Berufungsentscheidung - Steuer (Referent) des UFSL vom 24.01.2011, RV/1491-L/10

Keine Bescheidberichtigung, wenn keine oder äußerst geringfügige Abweichungen

Rechtssätze

Keine Rechtssätze vorhanden

Entscheidungstext

Der Unabhängige Finanzsenat hat über die Berufung des Bw, vom 2. Dezember 2010 gegen den Bescheid des Finanzamtes ABC vom 12. November 2010 betreffend Abweisung des Antrages auf Bescheidberichtigung (§§ 293 ff BAO) vom 1. Mai 2010 hinsichtlich der Festsetzung von Anspruchszinsen 2004 entschieden:

Die Berufung wird als unbegründet abgewiesen.

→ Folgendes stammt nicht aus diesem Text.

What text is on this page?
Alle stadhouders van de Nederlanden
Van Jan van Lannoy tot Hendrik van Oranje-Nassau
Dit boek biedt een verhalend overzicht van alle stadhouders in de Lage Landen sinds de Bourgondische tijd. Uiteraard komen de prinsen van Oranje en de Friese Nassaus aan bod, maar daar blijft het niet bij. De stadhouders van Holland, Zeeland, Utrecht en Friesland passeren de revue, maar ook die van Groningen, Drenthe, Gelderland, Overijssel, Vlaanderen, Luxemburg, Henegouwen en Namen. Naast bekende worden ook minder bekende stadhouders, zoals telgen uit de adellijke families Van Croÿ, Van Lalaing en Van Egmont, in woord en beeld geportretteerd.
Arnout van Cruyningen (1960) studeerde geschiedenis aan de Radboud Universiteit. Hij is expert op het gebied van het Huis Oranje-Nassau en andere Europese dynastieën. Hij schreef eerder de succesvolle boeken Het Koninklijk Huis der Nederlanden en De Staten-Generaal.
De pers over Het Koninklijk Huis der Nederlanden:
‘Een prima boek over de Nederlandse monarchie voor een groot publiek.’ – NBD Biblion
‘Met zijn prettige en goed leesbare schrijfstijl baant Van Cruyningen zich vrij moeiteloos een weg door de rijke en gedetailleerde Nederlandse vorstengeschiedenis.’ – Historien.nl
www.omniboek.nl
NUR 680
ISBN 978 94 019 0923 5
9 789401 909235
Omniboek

Der angefochtene Bescheid bleibt unverändert.

Entscheidungsgründe

Infolge der Berichtigung des Einkommensteuerbescheides 2004 gemäß § 293b BAO ergab sich eine Nachforderung an Einkommensteuer in Höhe von 12.589,28 €. Diese Nachforderung hatte Anspruchszinsen zur Folge, die mit Bescheid vom 23. September 2009 mit 2.010,77 € festgesetzt wurden. Die Berechnung der Anspruchszinsen wurde im Bescheid wie folgt dargestellt:

Zeitraum

Differenz-betrag

entrichtete Anzahlung

Bemessungs- grundlage

Anzahl Tage

Tages- zinssatz

Zinsen

01.10.2005 - 26.04.2006

12.589,28

0,00

12.589,28

208

0,0095

248,76

27.04.2006 - 10.10.2006

12.589,28

0,00

12.589,28

167

0,0109

229,16

11.10.2006 - 13.03.2007

12.589,28

0,00

12.589,28

154

0,0128

248,16

14.03.2007 - 08.07.2008

12.589,28

0,00

12.589,28

483

0,0142

863,45

09.07.2008 - 14.10.2008

12.589,28

0,00

12.589,28

98

0,0156

192,46

15.10.2008 - 11.11.2008

12.589,28

0,00

12.589,28

28

0,0141

49,70

12.11.2008 - 09.12.2008

12.589,28

0,00

12.589,28

28

0,0127

44,77

10.12.2008 - 20.01.2009

12.589,28

0,00

12.589,28

42

0,0106

56,05

21.01.2009 - 10.03.2009

12.589,28

0,00

12.589,28

49

0,0093

57,37

11.03.2009 - 31.03.2009

12.589,28

0,00

12.589,28

21

0,0079

20,89

Abgabenschuld

2.010,77 €

Mit Schriftsatz vom 1. Mai 2010 brachte der Bw. einen Antrag gemäß § 293 BAO ein. Eine Nachkontrolle des Bescheides vom 23. September 2009 über die Festsetzung von Anspruchszinsen habe offenbare Rechenfehler seitens der Behörde ergeben, da laut Berechnung des Bw. nachstehende Beträge an Zinsen ermittelt worden wären:

01.10.2005 - 26.04.2006

248,94 €

27.04.2006 - 10.10.2006

228,67 €

11.10.2006 - 13.03.2007

248,07 €

14.03.2007 - 08.07.2008

863,69 €

09.07.2008 - 14.10.2008

192,14 €

15.10.2008 - 11.11.2008

49,41 €

12.11.2008 - 09.12.2008

44,59 €

10.12.2008 - 20.01.2009

56,13 €

21.01.2009 - 10.03.2009

57,12 €

11.03.2009 - 31.03.2009

20,86 €

Summe

2.009,62 €

Mit dem angeführten Bescheid seien Zinsen in Höhe von 2.010,77 € vorgeschrieben worden. Da die Einjahresfrist nach § 302 Abs. 2 lit. a BAO noch offen sei, werde der Bescheid entsprechend zu korrigieren sein, da es sich hier offensichtlich um einen Rechenfehler allenfalls um einen EDV-Fehler handle, welcher einer Berichtigung nach § 293 BAO zugänglich sei.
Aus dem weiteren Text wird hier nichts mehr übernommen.